Davvero l’Australia è diventata il proxy del mondo a livello di determinazione della reale portata di un VaR shock innescato dal taper tantrum delle Banche centrali sul mercato obbligazionario? In molti cominciano a pensare che, quantomeno, sia il laboratorio in cui si stanno operando test molto avanzati. E potenzialmente rischiosi. Ora tutti gli occhi sono puntati a martedì prossimo, giorno in cui si terrà il board della RBA e potrebbe divenire ufficiale la decisione di abbandonare la politica di controllo sulla curva dei rendimenti. A quel punto, lo tsunami potrebbe davvero partire.
E che la situazione non sia derubricabile a mero scossone su un mercato periferico lo mostra questo altro grafico,
dal quali si evince come ieri gli Stati Uniti abbiano vissuto la prima inversione sulla curva del rendimento fra Treasury a 20 e 30 anni. Un brutto campanello di recessione alle porte, di fatto confermato dal dato ufficiale del Pil in rallentamento nel terzo trimestre. Nonostante questo e i pessimi risultati di Apple, il Nasdaq volava. Anzi, forse, proprio grazie a questo. Perché se l’economia rallenta e i tassi cominciano a traballare, la Fed può fare tutto.
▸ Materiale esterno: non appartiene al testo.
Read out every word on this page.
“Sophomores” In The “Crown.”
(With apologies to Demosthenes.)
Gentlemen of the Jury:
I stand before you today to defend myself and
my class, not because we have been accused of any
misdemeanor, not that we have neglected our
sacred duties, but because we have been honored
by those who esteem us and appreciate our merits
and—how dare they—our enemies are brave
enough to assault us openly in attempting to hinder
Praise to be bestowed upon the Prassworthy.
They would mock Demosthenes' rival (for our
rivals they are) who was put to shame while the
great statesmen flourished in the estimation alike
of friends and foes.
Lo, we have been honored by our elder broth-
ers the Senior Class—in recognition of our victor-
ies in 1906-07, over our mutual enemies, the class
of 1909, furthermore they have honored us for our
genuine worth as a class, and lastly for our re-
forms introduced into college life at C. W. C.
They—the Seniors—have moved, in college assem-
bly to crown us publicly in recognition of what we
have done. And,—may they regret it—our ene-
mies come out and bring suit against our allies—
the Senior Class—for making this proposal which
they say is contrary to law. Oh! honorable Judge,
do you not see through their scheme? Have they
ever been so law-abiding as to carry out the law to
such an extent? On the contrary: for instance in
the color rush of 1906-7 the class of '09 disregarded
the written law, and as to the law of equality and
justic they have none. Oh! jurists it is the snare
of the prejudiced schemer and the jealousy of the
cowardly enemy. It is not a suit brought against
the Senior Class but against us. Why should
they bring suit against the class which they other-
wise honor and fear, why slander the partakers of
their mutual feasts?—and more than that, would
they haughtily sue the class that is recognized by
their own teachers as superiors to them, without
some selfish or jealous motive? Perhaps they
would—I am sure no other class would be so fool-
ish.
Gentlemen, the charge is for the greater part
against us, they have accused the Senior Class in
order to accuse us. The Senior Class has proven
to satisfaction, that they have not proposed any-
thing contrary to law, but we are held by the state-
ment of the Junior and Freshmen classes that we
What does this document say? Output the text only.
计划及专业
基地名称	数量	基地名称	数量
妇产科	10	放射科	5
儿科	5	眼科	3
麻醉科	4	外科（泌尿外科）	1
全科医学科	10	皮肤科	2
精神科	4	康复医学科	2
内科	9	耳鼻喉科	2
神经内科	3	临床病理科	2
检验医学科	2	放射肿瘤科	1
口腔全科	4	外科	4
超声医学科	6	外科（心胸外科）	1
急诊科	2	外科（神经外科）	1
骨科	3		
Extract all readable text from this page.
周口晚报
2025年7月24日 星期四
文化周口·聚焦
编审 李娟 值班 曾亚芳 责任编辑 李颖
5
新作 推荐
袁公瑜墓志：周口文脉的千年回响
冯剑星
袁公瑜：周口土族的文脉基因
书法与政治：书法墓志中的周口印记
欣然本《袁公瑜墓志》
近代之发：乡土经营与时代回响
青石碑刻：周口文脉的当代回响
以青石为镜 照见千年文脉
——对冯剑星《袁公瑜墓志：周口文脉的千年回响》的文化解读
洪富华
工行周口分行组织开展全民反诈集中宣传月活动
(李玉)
Tranne una cosa: un taper reale e serio, quantomeno nella durata effettiva prima di un’inversione emergenziale di marcia, ormai prezzata da tutti ex ante.
E questi due grafici
tratti dell’ultimo studio dedicato al tema da Deutsche Bank parlano chiaro: se l’inversione già avvenuta sui titoli di Stato della Repubblica Ceca appare un palese sintomo di negative loop con lo stato di salute della ripresa macro globale (non fosse altro per gli enormi links di quel Paese con il settore automotive sulla supply chain), è a livello globale che un trend di inversione sulla curva 5-10 anni appare ormai in fase di innesco. Di fatto, il mercato obbligazionario sta inviando chiari segnali di fine ciclo.
Davvero la Bce pensa di poter prendere in giro il mercato fino al prossimo board del 15-16 dicembre o qualcosa la costringerà emergenzialmente a rientrare in campo prima di quella data? Attenzione al VaR, placidi numerini che contabilizzano assets a bilancio. Capaci però di tramutarsi in un attimo in sentenze inappellabili, se la corrente comincia ad andare nella direzione opposta a quella impostata per la navigazione. Come pare abbia iniziato a fare. Occhi su Canberra. Quantomeno, fino a martedì prossimo.